Families come together to remember loved ones lost to violent crimes

Local News

Brittany Eldridge’s brother remembers his sister six years after her murder.

“She was the feeling that you get when get excited about something. She was the smile that brightened up the room.” he said. 

He and his mother, Robin Owens, still waiting for her accused killer to be convicted.

“We’ve been through two trials already,” said Owens. “Both ending in a hung jury, so, still no justice. We’re still waiting for justice and hope to get it one day.”

Sunday they stood with dozens of families who know the pain they feel too well. They came together for the Hope remembrance ceremony started by Joan Berry after her daughter Johnia Berry was murdered in 2004.
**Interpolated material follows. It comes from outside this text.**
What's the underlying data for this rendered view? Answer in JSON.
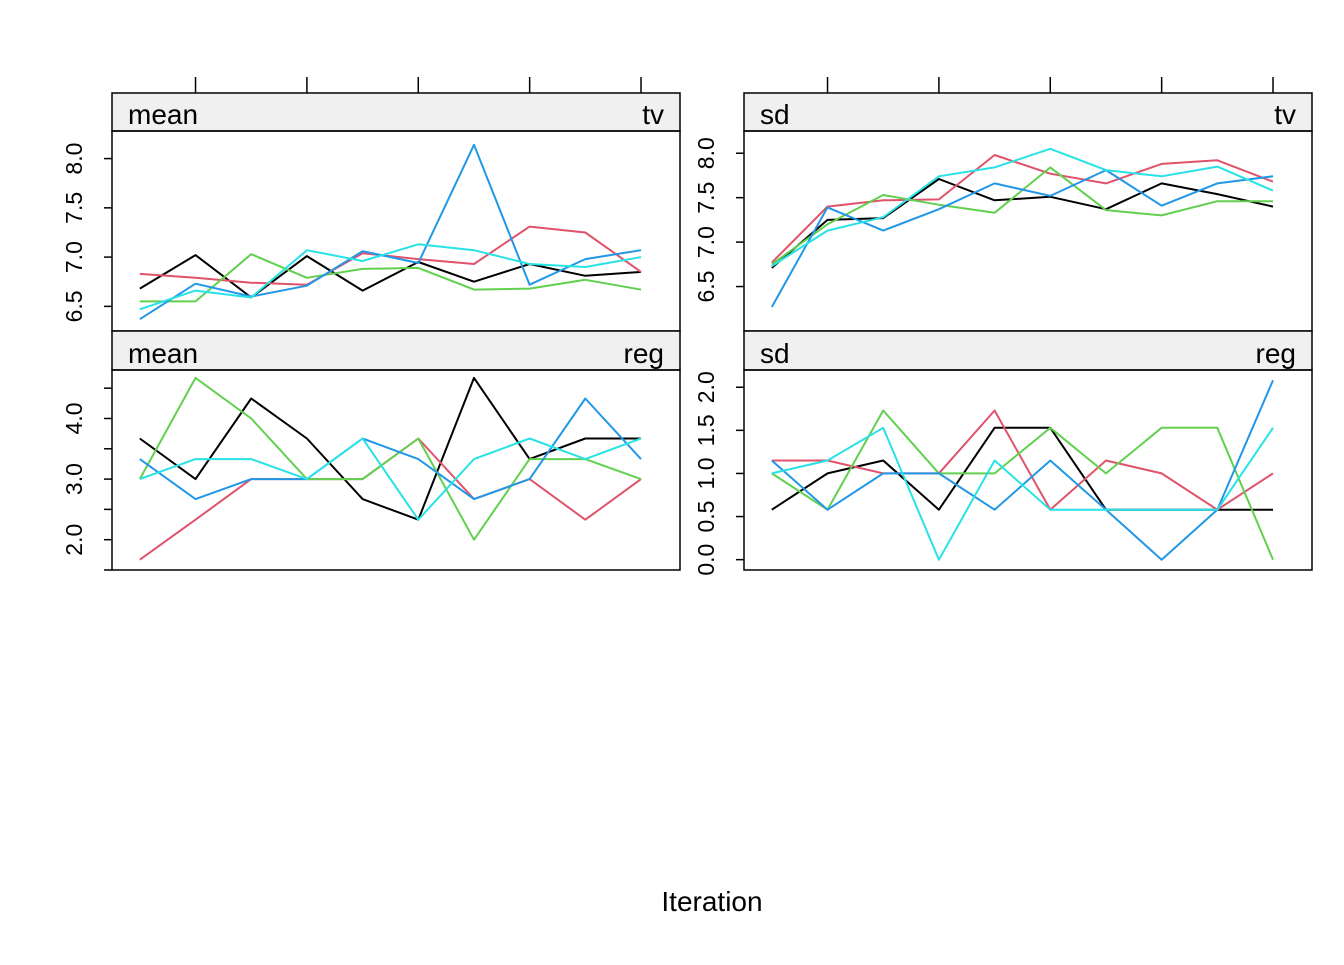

“I felt like I just needed someone to talk to,” said Berry. “I needed someone who understood what I was going through, our sadness and our frustrations and so I started hope for victims in 2005.”

Since the other families have become a part of this group that is fighting for new legislation. Tina Gregg’s daughter, Brooke Morris, was murdered in 2011. 

“We need tougher laws,” said Gregg. “we needs truth in sentencing passed. There are so many things that we need to get done, that we need to get accomplished, that only we can do if we have everybody’s help.”

For information on HOPE click here.

Knoxville Police Chief David Rausch also spoke at the Victims of Crimes ceremony in Nashville earlier today.